Ticknall Garden Club anticipated that an interesting evening was in store on Tuesday, November 9th when Darren Rudge came to give a talk entitled “Teabags, Bras and Tights”. They were not disappointed. His theme of sustainability in the garden and a return to many of the forgotten ways of the past met with interest and approval.

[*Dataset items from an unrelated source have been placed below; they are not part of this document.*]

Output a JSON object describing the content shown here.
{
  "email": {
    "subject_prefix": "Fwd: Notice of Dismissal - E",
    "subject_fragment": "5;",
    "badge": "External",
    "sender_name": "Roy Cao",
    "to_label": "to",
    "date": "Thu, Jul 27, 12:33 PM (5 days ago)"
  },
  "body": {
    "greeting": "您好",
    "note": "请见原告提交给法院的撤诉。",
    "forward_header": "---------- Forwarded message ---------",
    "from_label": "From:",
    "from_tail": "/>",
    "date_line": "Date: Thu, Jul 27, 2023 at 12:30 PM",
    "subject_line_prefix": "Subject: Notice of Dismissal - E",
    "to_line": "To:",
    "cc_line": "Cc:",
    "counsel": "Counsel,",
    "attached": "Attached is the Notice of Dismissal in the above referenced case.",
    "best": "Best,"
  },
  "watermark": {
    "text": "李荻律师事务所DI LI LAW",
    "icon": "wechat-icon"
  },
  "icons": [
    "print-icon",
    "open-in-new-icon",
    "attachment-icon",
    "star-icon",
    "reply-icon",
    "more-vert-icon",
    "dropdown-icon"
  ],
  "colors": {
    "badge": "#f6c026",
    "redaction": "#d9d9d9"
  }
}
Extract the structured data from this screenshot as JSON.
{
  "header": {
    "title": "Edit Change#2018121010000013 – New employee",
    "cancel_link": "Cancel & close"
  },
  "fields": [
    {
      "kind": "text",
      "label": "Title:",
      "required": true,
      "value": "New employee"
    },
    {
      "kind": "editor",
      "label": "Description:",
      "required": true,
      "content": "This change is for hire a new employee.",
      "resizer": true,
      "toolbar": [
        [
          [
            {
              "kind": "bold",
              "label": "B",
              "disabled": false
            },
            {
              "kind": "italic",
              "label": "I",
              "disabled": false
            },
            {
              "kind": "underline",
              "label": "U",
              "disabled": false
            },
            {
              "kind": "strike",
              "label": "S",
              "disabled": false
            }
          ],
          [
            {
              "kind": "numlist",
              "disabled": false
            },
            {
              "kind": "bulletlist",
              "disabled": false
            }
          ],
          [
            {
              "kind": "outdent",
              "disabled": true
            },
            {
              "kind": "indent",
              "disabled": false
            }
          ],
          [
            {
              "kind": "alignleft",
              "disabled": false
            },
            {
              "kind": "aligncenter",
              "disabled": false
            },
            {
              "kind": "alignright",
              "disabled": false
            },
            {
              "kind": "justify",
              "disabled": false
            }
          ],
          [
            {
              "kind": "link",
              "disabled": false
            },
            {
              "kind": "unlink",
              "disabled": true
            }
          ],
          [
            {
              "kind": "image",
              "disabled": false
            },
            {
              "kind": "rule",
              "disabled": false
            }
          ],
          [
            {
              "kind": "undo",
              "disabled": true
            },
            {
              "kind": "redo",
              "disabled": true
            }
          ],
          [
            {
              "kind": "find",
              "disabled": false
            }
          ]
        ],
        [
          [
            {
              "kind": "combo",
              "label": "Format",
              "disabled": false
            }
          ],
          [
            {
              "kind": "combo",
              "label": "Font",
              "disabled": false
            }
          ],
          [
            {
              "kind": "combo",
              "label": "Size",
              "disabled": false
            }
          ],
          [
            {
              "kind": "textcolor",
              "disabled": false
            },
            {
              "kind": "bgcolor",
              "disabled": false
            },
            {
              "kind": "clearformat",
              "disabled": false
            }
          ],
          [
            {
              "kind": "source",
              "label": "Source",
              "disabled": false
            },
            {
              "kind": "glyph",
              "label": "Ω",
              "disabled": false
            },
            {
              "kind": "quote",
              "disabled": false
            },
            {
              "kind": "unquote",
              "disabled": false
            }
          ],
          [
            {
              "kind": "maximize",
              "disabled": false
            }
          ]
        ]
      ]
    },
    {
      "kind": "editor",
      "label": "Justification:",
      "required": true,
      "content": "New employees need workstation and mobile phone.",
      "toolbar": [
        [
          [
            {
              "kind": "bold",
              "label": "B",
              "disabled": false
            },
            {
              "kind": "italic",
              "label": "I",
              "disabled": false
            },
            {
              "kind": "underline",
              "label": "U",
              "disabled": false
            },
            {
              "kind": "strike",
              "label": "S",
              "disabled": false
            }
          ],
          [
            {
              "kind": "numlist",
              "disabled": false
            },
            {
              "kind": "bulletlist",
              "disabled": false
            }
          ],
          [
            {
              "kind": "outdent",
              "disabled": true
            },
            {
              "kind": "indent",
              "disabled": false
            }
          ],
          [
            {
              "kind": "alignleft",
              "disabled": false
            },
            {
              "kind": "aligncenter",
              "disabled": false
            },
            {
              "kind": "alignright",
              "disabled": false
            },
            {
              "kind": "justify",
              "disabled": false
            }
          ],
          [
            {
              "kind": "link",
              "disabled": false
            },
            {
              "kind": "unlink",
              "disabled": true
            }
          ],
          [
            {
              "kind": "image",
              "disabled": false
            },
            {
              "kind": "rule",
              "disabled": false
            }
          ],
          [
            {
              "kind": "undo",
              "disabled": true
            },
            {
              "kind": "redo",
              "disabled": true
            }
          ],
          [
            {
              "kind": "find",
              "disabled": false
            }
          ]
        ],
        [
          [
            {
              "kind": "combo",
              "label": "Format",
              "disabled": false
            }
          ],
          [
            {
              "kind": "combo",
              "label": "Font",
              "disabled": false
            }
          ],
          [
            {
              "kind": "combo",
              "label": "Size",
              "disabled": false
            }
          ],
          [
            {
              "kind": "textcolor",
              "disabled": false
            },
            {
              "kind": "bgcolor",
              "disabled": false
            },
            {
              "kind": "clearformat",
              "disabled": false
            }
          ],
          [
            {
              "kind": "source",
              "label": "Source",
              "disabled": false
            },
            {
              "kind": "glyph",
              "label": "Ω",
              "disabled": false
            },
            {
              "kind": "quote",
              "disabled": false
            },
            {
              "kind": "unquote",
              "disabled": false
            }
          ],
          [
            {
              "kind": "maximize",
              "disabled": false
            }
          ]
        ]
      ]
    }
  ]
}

Many simple remedies for pests and diseases on plants have been supplanted by expensive commercially produced solutions. He explained how a return to basics would be more sustainable. One soluble aspirin dissolved in 1 pint of water makes a feed for houseplants. Epsom salts contain magnesium sulphate which is essential to plant growth. Applied as a foliar spray it improves flowering and leaf colour. Baking soda can be used as a fungicide and a remedy for black spot. Surprisingly, lard was dug into the ground as a fertiliser in years gone by. Banana skins contain potassium which promotes vigour in plants. Cut them up and hoe in around plants or add to the compost heap. Milk contains valuable nutrients for humans and does the same for plants. It can feed the soil and be sprayed on foliage to reduce mildew and also act as an insecticide. Teabags steeped in water for three weeks makes a liquid feed for acid-loving plants.
But the humble bar of soap turned out to be the really versatile miracle-worker! It kills pests, particularly aphids; repels deer; sees off slugs and snails; cleans up houseplants; added to water makes dry soil more absorbable and lubricates saws a treat.
It was no surprise that recycling was encouraged, and photographs showed shower caps used as plant propagators; tights, bras and boots planted with flowers and horsehair and crushed eggshells acting as slug deterrents.
The speaker described how you can repurpose silicone sealant as a support for climbing plants on fences and walls. Coloured wallpaper paste aids the planting of fine seeds. However, he did not recommend Gertrude Jekyll’s eccentric use of a shotgun for scattering her seeds for naturalistic planting!
A surprising interlude in the evening featured the invitation to sample his homemade marrow rum and weed wine! Those brave enough to try expressed their approval and surprise that the weed used was Japanese knotweed.
Darren Rudge had been an entertaining speaker who was convinced that sustainability in gardening was achievable whether through recycling, repurposing, reusing or learning from the past. It had the added bonus of saving money into the bargain.